An opponent of the hike, David Kovass, owner of the Hampton Inn in Austintown, again questioned the legality of the bed tax revenues going to fund any economic development activities the port authority might provide Mahoning County. (READ PREVIOUS STORY)
At the press event Tuesday sponsored by the Mahoning County Lodging Association, Kovass claimed the state enabling legislation that routes bed tax moneys to the port authority is restricted to military use and operating expenses.
“Anything the port authority spends money on is an operating expense,” McNally, himself a lawyer, said. He hopes to see the port authority “use its legal powers to be more active in economic development.”
Among those legal powers, explains Sarah Lown, senior economic development manager for the port authority, are site development, brownfield remediation, shovel-ready site selection services, arranging competitive financing for companies that do business here, and helping companies take advantage of the enterprise zone and Foreign Trade Zone benefits available.
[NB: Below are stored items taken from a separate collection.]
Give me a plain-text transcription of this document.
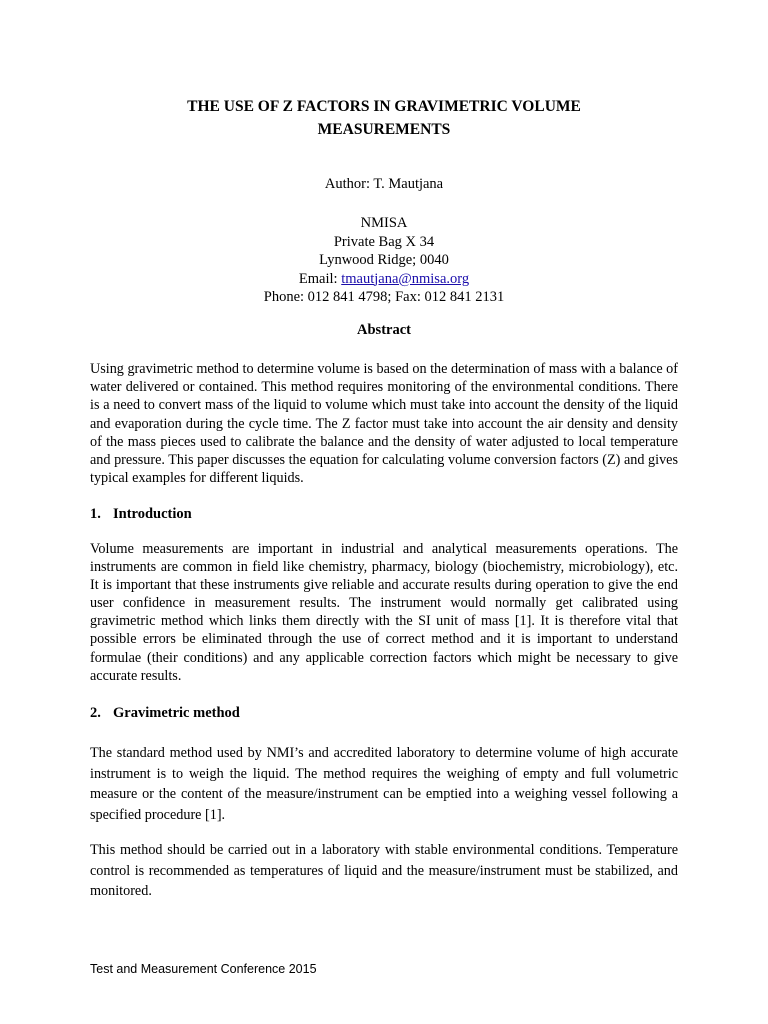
THE USE OF Z FACTORS IN GRAVIMETRIC VOLUME MEASUREMENTS
Author: T. Mautjana
NMISA
Private Bag X 34
Lynwood Ridge; 0040
Email: tmautjana@nmisa.org
Phone: 012 841 4798; Fax: 012 841 2131
Abstract

Using gravimetric method to determine volume is based on the determination of mass with a balance of water delivered or contained. This method requires monitoring of the environmental conditions. There is a need to convert mass of the liquid to volume which must take into account the density of the liquid and evaporation during the cycle time. The Z factor must take into account the air density and density of the mass pieces used to calibrate the balance and the density of water adjusted to local temperature and pressure. This paper discusses the equation for calculating volume conversion factors (Z) and gives typical examples for different liquids.

1. Introduction

Volume measurements are important in industrial and analytical measurements operations. The instruments are common in field like chemistry, pharmacy, biology (biochemistry, microbiology), etc. It is important that these instruments give reliable and accurate results during operation to give the end user confidence in measurement results. The instrument would normally get calibrated using gravimetric method which links them directly with the SI unit of mass [1]. It is therefore vital that possible errors be eliminated through the use of correct method and it is important to understand formulae (their conditions) and any applicable correction factors which might be necessary to give accurate results.

2. Gravimetric method

The standard method used by NMI’s and accredited laboratory to determine volume of high accurate instrument is to weigh the liquid. The method requires the weighing of empty and full volumetric measure or the content of the measure/instrument can be emptied into a weighing vessel following a specified procedure [1].

This method should be carried out in a laboratory with stable environmental conditions. Temperature control is recommended as temperatures of liquid and the measure/instrument must be stabilized, and monitored.

Test and Measurement Conference 2015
During the public comment portion at the outset of yesterday’s meeting, Lown urged commissioners to enact the tax. Asked afterward if the port authority could execute the new three-year contract without bed tax revenues, she responded that it could begin what’s asked “but not for the three-year term of the contract.”
She was also unsure how much in revenues the bed tax would generate, and hence didn’t know the value of the contract.
The Mahoning County Lodging Association said the bed tax directed $560,000 last year to the port authority and should the additional 2% be adopted, more than $1 million a year would go to the economic development entity. The executive director of the Western Reserve Port Authority, Rose DeLeon, does not dispute these figures.
Opponents of the increased bed tax, mostly the hoteliers, their families and employees, made most of the same points they first stated at the press event at the Hampton Inn & Suites in Canfield Tuesday morning.
Murray Davis, co-owner of the Davis Motel in North Lima, added two new twists. He asked McNally to recuse himself from voting on imposing the bed tax because he chose not to seek re-election. And he suggested that because opponents contend fewer rooms would be rented and vacancy rates rise, Canfield, Boardman, Austintown and North Lima would see “a rise in the crime rate” because hoteliers would be forced to cater to prostitutes and their johns “to make up for lost business.”
Proponents of the tax who addressed commissioners included officers of the Western Reserve Building & Construction Trades Council such as secretary-treasurer Jim Burgham and Mike Rapovy of Local 171 of the Carpenters union; Sheriff’s Deputy Sgt. T.J. Assion, president of Lodge 141 of the Fraternal Order of Police; McDonald Mayor Glenn Holmes; and a director of the Western Reserve Port Authority, attorney James Floyd.
Most were skeptical of the hoteliers’ claims of lost business and lower sales tax revenues because travelers would stay instead at hotels and motels in Mercer County, Pa., and Geauga County.